Animal Charity Evaluators has a great page on their policies, which includes their full CoI policies.
GiveWell has a public Conflict of Interest Policy for Board Members, Officers, and Key Persons, though probably also has an internal one for regular employees that seems not to be public? They maintain a Relationship Disclosures page, which I think is great.
Historically people and organizations within the EA movement have prioritized transparency, and while there's been some shift away from the most enthusiastic versions of this as we've better understood the costs, there are still a lot of benefits.

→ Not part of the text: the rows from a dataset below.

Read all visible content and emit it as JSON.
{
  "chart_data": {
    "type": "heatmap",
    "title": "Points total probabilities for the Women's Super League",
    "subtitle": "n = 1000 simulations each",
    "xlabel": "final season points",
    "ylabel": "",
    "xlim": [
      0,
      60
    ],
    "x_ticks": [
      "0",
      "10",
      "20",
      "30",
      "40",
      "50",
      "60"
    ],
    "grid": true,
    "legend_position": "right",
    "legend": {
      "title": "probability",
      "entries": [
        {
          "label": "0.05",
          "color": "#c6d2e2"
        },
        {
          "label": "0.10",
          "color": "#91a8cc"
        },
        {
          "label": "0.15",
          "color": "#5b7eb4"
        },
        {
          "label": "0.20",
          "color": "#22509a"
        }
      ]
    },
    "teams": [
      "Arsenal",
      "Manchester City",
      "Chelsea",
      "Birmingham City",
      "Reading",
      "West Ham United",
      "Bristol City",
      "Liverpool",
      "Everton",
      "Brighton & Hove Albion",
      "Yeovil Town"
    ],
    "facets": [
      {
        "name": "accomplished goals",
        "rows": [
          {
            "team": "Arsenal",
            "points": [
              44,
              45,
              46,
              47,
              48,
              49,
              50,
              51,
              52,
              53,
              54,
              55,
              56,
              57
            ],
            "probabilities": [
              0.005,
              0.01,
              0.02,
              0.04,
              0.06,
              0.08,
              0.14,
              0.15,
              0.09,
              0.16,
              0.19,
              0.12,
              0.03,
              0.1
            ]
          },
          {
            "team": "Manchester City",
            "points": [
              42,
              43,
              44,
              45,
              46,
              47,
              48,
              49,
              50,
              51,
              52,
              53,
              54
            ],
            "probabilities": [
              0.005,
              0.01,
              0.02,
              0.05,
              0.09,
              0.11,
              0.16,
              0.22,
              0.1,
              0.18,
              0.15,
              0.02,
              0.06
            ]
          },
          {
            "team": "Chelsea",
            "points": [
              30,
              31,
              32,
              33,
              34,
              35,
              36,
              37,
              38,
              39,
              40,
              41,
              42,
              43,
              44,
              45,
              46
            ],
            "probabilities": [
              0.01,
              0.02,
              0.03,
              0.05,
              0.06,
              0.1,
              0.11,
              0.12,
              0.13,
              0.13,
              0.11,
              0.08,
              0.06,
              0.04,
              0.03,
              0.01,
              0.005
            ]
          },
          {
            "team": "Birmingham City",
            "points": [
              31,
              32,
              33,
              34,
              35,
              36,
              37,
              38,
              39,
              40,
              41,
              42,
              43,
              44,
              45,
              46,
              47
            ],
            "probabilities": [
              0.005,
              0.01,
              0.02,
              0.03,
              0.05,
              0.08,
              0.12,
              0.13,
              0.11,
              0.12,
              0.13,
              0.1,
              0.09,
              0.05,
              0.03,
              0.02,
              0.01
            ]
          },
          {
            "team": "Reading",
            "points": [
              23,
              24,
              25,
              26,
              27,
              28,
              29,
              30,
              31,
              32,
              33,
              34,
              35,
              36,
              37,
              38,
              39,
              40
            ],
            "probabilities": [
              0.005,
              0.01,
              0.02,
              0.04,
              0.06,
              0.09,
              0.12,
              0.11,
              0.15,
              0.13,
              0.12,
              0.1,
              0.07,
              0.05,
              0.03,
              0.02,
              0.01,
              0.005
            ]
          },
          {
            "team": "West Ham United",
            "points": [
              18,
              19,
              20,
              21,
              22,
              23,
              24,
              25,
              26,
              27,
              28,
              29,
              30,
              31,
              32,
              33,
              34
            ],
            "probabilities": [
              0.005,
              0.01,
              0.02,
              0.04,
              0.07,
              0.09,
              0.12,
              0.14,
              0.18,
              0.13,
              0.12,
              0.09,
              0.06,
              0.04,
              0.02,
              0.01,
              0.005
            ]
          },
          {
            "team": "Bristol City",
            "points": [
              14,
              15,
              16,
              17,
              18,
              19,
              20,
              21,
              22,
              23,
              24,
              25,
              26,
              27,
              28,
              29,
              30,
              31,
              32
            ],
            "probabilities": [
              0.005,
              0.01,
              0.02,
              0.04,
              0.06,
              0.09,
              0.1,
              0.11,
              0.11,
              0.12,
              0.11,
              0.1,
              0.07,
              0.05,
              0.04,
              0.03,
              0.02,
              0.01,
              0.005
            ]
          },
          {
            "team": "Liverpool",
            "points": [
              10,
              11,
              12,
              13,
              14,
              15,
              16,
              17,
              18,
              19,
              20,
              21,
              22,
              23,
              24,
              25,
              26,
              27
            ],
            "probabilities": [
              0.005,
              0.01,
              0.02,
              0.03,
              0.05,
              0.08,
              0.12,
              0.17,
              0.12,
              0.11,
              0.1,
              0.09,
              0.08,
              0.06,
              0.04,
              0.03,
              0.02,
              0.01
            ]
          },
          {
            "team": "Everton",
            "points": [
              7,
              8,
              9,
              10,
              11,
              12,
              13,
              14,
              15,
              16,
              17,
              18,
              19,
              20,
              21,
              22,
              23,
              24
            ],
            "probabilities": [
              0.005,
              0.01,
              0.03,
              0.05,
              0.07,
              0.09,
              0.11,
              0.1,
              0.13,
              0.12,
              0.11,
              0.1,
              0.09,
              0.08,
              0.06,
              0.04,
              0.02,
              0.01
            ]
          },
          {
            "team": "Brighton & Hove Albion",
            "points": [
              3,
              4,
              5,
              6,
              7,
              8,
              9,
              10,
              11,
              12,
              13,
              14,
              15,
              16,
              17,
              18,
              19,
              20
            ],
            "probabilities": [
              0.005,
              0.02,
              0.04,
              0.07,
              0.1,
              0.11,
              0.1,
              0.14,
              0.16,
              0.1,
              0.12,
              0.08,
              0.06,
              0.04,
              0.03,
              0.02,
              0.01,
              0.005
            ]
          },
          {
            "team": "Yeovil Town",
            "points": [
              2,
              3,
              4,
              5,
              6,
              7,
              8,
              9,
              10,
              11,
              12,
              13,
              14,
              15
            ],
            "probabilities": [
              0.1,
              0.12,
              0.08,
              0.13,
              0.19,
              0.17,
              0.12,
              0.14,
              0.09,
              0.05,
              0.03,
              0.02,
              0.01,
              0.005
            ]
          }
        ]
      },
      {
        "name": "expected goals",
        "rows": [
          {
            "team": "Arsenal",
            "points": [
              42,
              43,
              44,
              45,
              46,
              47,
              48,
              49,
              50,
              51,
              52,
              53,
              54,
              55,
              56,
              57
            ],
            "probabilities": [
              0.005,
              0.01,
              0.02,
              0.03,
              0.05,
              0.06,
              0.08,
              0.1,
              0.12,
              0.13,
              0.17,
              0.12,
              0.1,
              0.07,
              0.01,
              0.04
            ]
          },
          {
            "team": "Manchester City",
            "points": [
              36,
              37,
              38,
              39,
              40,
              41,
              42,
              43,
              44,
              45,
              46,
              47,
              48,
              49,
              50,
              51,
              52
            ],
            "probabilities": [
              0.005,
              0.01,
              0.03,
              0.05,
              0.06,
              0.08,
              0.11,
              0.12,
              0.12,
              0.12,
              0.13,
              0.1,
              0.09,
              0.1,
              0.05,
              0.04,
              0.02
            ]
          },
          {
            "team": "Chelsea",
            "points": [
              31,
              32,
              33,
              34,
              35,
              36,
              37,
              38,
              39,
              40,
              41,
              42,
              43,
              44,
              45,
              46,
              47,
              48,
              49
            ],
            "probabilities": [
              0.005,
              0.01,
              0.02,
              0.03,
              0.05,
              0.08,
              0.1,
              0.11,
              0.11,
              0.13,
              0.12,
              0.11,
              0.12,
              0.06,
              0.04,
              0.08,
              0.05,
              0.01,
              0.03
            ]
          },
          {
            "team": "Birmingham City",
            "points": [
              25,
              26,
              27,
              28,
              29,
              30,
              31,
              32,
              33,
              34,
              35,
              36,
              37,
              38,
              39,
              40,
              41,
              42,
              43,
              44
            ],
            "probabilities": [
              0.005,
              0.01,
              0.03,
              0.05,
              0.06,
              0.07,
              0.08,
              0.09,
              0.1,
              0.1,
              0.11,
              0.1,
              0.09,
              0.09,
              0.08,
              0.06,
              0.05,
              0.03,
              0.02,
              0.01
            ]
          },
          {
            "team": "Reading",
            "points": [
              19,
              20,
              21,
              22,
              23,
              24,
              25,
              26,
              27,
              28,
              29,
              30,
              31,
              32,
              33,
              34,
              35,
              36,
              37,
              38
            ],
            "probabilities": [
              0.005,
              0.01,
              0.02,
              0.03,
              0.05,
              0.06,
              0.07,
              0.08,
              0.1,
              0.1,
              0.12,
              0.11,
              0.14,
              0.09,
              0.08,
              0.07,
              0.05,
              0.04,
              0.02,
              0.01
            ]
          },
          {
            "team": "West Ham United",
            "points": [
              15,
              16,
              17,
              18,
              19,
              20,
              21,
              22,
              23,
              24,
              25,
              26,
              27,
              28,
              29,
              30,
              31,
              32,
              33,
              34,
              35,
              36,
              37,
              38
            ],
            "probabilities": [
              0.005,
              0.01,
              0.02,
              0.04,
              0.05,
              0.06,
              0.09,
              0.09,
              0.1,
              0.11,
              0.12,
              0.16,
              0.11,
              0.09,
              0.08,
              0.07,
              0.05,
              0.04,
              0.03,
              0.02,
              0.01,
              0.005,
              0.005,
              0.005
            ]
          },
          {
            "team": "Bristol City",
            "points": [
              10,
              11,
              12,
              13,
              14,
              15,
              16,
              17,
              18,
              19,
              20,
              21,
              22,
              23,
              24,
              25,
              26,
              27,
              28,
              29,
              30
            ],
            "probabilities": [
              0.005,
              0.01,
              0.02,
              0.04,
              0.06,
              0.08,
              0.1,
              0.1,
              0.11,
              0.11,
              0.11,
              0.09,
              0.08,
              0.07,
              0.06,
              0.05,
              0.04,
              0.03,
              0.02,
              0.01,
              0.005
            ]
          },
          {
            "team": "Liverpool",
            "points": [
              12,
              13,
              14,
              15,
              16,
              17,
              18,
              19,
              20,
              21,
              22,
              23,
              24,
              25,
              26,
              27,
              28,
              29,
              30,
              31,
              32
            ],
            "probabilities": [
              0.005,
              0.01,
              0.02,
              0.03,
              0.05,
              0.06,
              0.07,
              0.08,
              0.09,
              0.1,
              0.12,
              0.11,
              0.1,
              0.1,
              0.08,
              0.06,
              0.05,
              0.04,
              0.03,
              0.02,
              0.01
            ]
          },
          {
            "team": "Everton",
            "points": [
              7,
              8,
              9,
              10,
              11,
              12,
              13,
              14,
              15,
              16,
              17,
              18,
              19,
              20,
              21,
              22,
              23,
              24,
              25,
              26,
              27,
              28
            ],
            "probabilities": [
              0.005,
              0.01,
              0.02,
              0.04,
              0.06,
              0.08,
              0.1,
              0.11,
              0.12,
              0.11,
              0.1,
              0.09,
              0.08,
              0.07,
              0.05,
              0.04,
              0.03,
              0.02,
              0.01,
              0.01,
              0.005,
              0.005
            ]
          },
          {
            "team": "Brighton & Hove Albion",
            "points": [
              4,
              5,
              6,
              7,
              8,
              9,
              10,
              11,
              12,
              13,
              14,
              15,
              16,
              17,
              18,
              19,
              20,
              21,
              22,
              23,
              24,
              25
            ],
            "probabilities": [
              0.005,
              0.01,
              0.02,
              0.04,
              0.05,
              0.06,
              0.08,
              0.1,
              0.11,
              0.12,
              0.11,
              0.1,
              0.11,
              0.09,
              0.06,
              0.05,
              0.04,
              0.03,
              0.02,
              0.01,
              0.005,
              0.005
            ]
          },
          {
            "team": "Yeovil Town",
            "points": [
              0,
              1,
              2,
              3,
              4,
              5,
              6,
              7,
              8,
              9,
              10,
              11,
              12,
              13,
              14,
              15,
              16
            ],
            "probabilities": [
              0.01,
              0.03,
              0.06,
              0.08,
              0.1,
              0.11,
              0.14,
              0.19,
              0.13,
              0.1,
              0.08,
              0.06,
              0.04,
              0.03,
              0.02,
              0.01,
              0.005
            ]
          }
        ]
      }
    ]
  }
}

If you're already going to the effort of drafting a policy like this, making it public seems pretty useful:
EAs who are concerned about CoIs within the community and are thinking about what norms they might try to influence can see what's already formally in place.
Other organizations can reference it in trying to figure out what sort of policy they want.
People who are worried a situation can see what policy was (supposed to have been) followed.
On the other hand, many EA organizations don't seem to have public policies. This includes ones that work in community building or grant-making where they seem pretty important. Here are a few I checked:
The Centre for Effective Altruism mentions that they have a "written conflict of interest policy", but it doesn't seem to be public.
The Effective Ventures Foundation doesn't list anything on their site, but says in their 2021 IRS filings that "when a conflict of interest arises a plan for regularly checking in with the involved parties is done monthly as per the policy of the handbook".
The EA Funds website repeatedly mentions their CoI policy without linking one (ex: "Potential conflicts of interest are governed by the EA Funds Conflict of Interest policy"). In the 2020-02-05 post Request for Feedback: Draft of a COI policy for the Long Term Future Fund one of their fund managers linked this document ("EA Funds Conflict of Interest Policy") but in the discussion on the 2021-03-23 post EA Funds has appointed new fund managers they said it wasn't yet public and in follow-up on 2022-01-13 shared a beta version in a comment.
Giving What We Can lists their major potential CoIs publicly, which is great! But it would also be good to see the policy.
Rethink Priorities and the EA Foundation say (RP, EAF) that they have written conflict of interest policies available on request, but don't put them on their websites. [EDIT: RP replied in the comments on the EA Forum to share theirs]
I'll write asking for policies, and will update this post if I hear anything back.
Disclosure: my wife is a GiveWell board member, former president of GWWC, and works for CEA which is part of EVF. I haven't run this post by her and I don't know her views here. I work at an organization that has received funding from Open Philanthropy.